While the first base situation is fairly straight forward, things are much murkier in the middle infield. Hanser Alberto was the starter at second base a year ago. But he also posted a wRC+ of just 91 and is about to get a pay raise to over $2.5 million through arbitration. The Orioles may prefer to non-tender him and attempt to re-sign at a discount or move on entirely.

Pat Valaika faces a similar fate. The utility infielder is set to make north of $1 million in 2021. Mike Elias and company may determine that is too steep for a 28-year-old player with an intriguing bat but a worrisome defensive acumen.

Should one or both of Alberto and Valaika be non-tendered that could mean one of the newest Orioles, 2019 Gold Glove winner Yolmer Sanchez, receives oodles of playing time. He won’t do much to impress at the plate, but his ability in the field makes up for it; plus he should not cost too much to employ.

The Orioles picked up the 2021 option on shortstop Jose Iglesias. He battled through constant leg issues during the abbreviated 2020 season and emerged as the team’s most consistent offensive threat anyway, hitting .373/.400/.556 with 17 doubles and three home runs in just 39 games. It was an incredibly impressive performance from a player with a defense-first reputation. He probably won’t replicate those numbers in any future season, but a clean bill of health should allow him to flex his muscle with the leather once again.

The favorite to back up Iglesias at the moment is former Rule 5 pick Richie Martin. He struggled mightily (54 OPS+, -1.3 bWAR) in 2019 and then missed all of 2020 with a wrist injury. His speed and athleticism could be perfect for a utility role, but he needs to be at least passable at the plate. Another .208/.260/.322 batting line won’t cut it. That could earn him a ticket to Triple-A to open up the season and provide Ramon Urias with an opening. The rookie went 9-for-25 with two doubles a home run in limited chances last year.

Perhaps the weakest position on the infield as it stands is third base. Rio Ruiz has been the team’s starter over the last two seasons. He saw his slugging percentage jump by 51 points last year, but it coincided with a 20-point drop in his on-base percentage and a slight uptick in an already-elevated strikeout rate (22.5%). The bigger trouble is that he took a step back defensively, leaving him with relatively few positives in his game.

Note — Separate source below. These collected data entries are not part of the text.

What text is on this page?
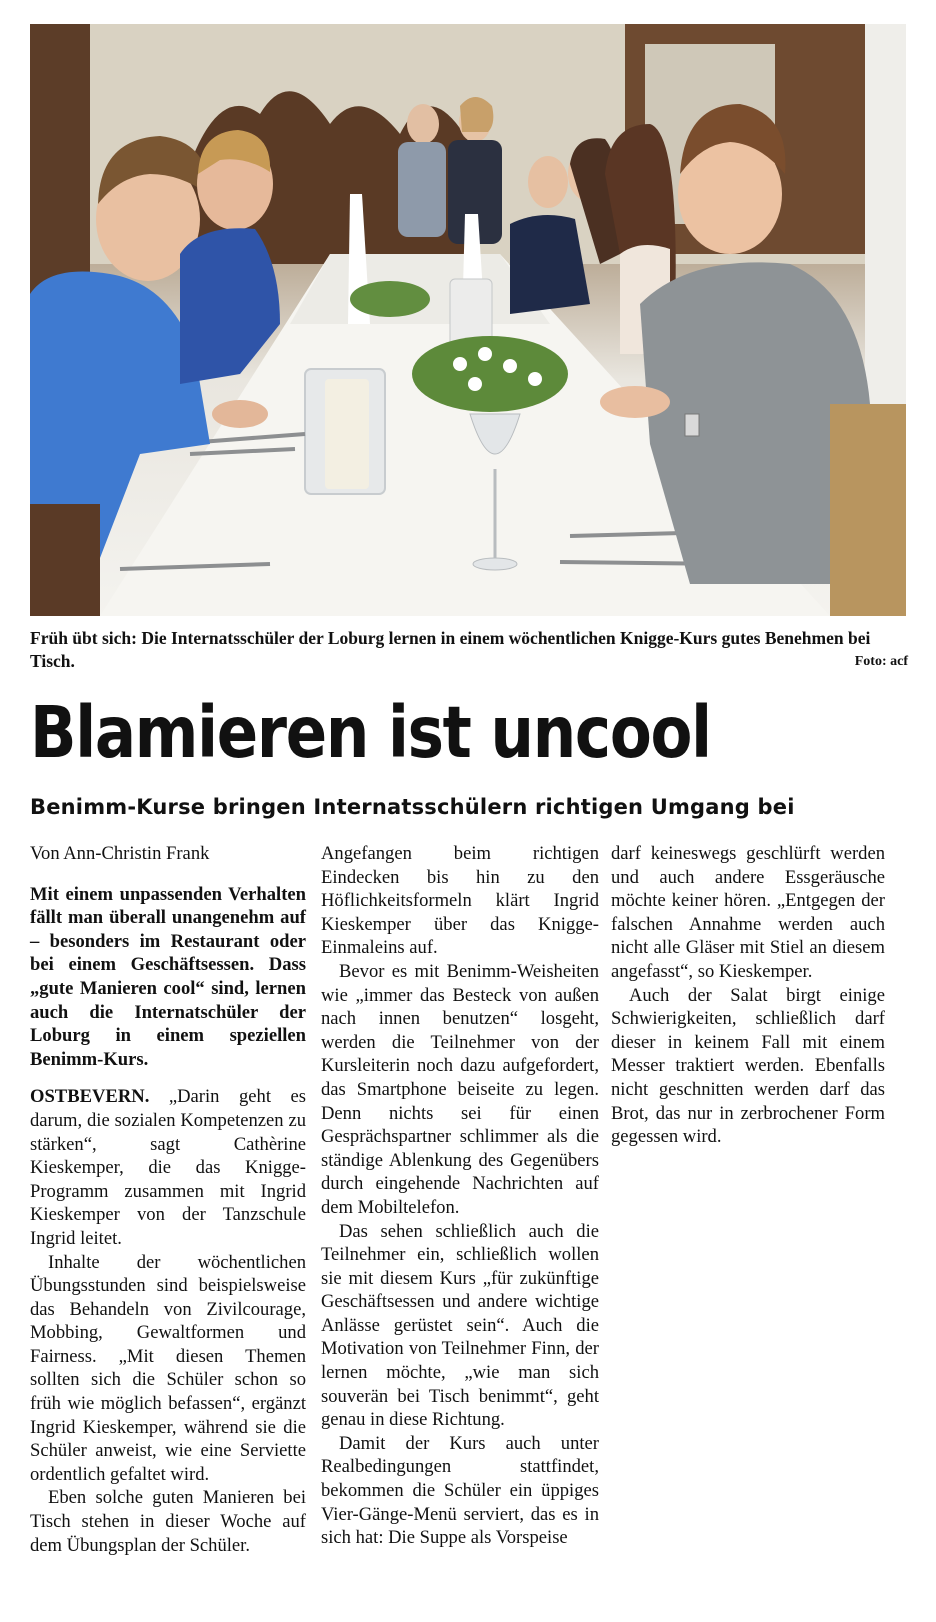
Früh übt sich: Die Internatsschüler der Loburg lernen in einem wöchentlichen Knigge-Kurs gutes Benehmen bei Tisch.	Foto: acf
Blamieren ist uncool
Benimm-Kurse bringen Internatsschülern richtigen Umgang bei

Von Ann-Christin Frank

Mit einem unpassenden Verhalten fällt man überall unangenehm auf – besonders im Restaurant oder bei einem Geschäftsessen. Dass „gute Manieren cool“ sind, lernen auch die Internatschüler der Loburg in einem speziellen Benimm-Kurs.

OSTBEVERN. „Darin geht es darum, die sozialen Kompetenzen zu stärken“, sagt Cathèrine Kieskemper, die das Knigge-Programm zusammen mit Ingrid Kieskemper von der Tanzschule Ingrid leitet.

Inhalte der wöchentlichen Übungsstunden sind beispielsweise das Behandeln von Zivilcourage, Mobbing, Gewaltformen und Fairness. „Mit diesen Themen sollten sich die Schüler schon so früh wie möglich befassen“, ergänzt Ingrid Kieskemper, während sie die Schüler anweist, wie eine Serviette ordentlich gefaltet wird.

Eben solche guten Manieren bei Tisch stehen in dieser Woche auf dem Übungsplan der Schüler.

Angefangen beim richtigen Eindecken bis hin zu den Höflichkeitsformeln klärt Ingrid Kieskemper über das Knigge-Einmaleins auf.

Bevor es mit Benimm-Weisheiten wie „immer das Besteck von außen nach innen benutzen“ losgeht, werden die Teilnehmer von der Kursleiterin noch dazu aufgefordert, das Smartphone beiseite zu legen. Denn nichts sei für einen Gesprächspartner schlimmer als die ständige Ablenkung des Gegenübers durch eingehende Nachrichten auf dem Mobiltelefon.

Das sehen schließlich auch die Teilnehmer ein, schließlich wollen sie mit diesem Kurs „für zukünftige Geschäftsessen und andere wichtige Anlässe gerüstet sein“. Auch die Motivation von Teilnehmer Finn, der lernen möchte, „wie man sich souverän bei Tisch benimmt“, geht genau in diese Richtung.

Damit der Kurs auch unter Realbedingungen stattfindet, bekommen die Schüler ein üppiges Vier-Gänge-Menü serviert, das es in sich hat: Die Suppe als Vorspeise

darf keineswegs geschlürft werden und auch andere Essgeräusche möchte keiner hören. „Entgegen der falschen Annahme werden auch nicht alle Gläser mit Stiel an diesem angefasst“, so Kieskemper.

Auch der Salat birgt einige Schwierigkeiten, schließlich darf dieser in keinem Fall mit einem Messer traktiert werden. Ebenfalls nicht geschnitten werden darf das Brot, das nur in zerbrochener Form gegessen wird.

Rylan Bannon might push Ruiz in spring training. The 24-year-old was just added to the 40-man roster and currently sits as the Orioles 25th-ranked prospect, according to MLB Pipeline. Bannon hit .317/.344/.549 in a 20-game stint with Triple-A Norfolk in 2019 and then spent 2020 at the alternate site in Bowie.

Circumstances can always change. The Orioles may make a Rule 5 selection next week that factors into the infield picture. A trade or free agent move could shake things up. But the most likely outcome is that the players currently on the 40-man roster are those from which Brandon Hyde will have to put together his daily infield. But this group feel stronger than it has been in a number of years.

The return of Mancini and the emergence of Mountcastle as a viable first base option makes the continued presence of Davis on the roster easier to handle. And the potential of a slick fielding duo of Sanchez and Iglesias up the middle could be perfect for the Orioles young pitching staff. The hot corner might remain a bit of a weak spot, but the team won’t necessarily have to stick with Ruiz all summer if it’s not panning out. As seems to be happening throughout the organization, things are looking up for the O’s.